* [PATCH v1] libxfs: support reproducible filesystems using deterministic time/seed
@ 2025-11-07 16:12 Luca Di Maio
2025-11-07 16:37 ` Darrick J. Wong
0 siblings, 1 reply; 3+ messages in thread
From: Luca Di Maio @ 2025-11-07 16:12 UTC (permalink / raw)
To: linux-xfs; +Cc: Luca Di Maio, dimitri.ledkov, smoser, djwong
Add support for reproducible filesystem creation through two environment
variables that enable deterministic behavior when building XFS filesystems.

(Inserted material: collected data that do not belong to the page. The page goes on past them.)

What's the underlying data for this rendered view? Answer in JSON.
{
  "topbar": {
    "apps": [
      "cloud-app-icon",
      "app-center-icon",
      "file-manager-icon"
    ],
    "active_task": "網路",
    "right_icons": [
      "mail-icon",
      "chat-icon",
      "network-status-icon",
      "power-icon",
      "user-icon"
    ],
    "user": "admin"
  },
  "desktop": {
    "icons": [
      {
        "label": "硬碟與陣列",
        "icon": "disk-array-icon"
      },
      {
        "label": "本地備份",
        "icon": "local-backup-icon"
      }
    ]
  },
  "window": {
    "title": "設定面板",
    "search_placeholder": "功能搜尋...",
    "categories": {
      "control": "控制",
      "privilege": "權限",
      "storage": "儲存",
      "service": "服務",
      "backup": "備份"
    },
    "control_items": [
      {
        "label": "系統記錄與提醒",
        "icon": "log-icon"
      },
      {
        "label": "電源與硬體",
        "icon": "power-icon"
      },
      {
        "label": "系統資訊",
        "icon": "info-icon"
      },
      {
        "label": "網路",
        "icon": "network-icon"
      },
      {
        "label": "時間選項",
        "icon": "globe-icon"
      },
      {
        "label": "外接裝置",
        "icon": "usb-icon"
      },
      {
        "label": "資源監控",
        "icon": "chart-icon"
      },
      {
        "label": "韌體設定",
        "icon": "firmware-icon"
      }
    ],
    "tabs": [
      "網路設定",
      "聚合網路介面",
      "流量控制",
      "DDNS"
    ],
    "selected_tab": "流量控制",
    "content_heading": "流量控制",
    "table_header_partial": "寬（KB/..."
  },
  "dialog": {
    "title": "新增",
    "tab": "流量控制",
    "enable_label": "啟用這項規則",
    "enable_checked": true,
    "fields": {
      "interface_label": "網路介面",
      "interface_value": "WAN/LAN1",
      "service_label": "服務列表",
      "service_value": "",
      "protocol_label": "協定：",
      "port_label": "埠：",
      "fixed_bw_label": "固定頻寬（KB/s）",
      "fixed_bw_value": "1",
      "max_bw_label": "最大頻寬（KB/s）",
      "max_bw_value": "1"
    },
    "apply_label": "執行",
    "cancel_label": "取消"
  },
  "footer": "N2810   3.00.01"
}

SOURCE_DATE_EPOCH support:
When SOURCE_DATE_EPOCH is set, use its value for all filesystem timestamps
instead of the current time. This follows the reproducible builds
specification (https://reproducible-builds.org/specs/source-date-epoch/)
and ensures consistent inode timestamps across builds.
DETERMINISTIC_SEED support:
When DETERMINISTIC_SEED is set, use it to generate deterministic values
from get_random_u32() instead of reading from /dev/urandom. This ensures
that UUIDs, and other randomly-selected values are consistent across builds.
The implementation introduces two helper functions to minimize changes
to existing code:
- current_fixed_time(): Helper that parses and caches SOURCE_DATE_EPOCH.
Returns fixed timestamp when set, with fallback on parse errors.
- get_msws_prng_32(): Helper implementing Middle Square Weyl Sequence PRNG.
Uses DETERMINISTIC_SEED to generate deterministic pseudo-random sequence.
Accepts decimal/hex/octal values via base-0 parsing.
- Both helpers use one-time initialization to avoid repeated getenv() calls.
- Both quickly exit and noop if environment is not set or has invalid
variables, falling back to original behaviour.
Example usage:
SOURCE_DATE_EPOCH=1234567890 \
DETERMINISTIC_SEED=0xDEADBEEF \
mkfs.xfs \
-m uuid=$EXAMPLE_UUID \
-p file=./rootfs \
disk1.img
This enables distributions and build systems to create bit-for-bit
identical XFS filesystems when needed for verification and debugging.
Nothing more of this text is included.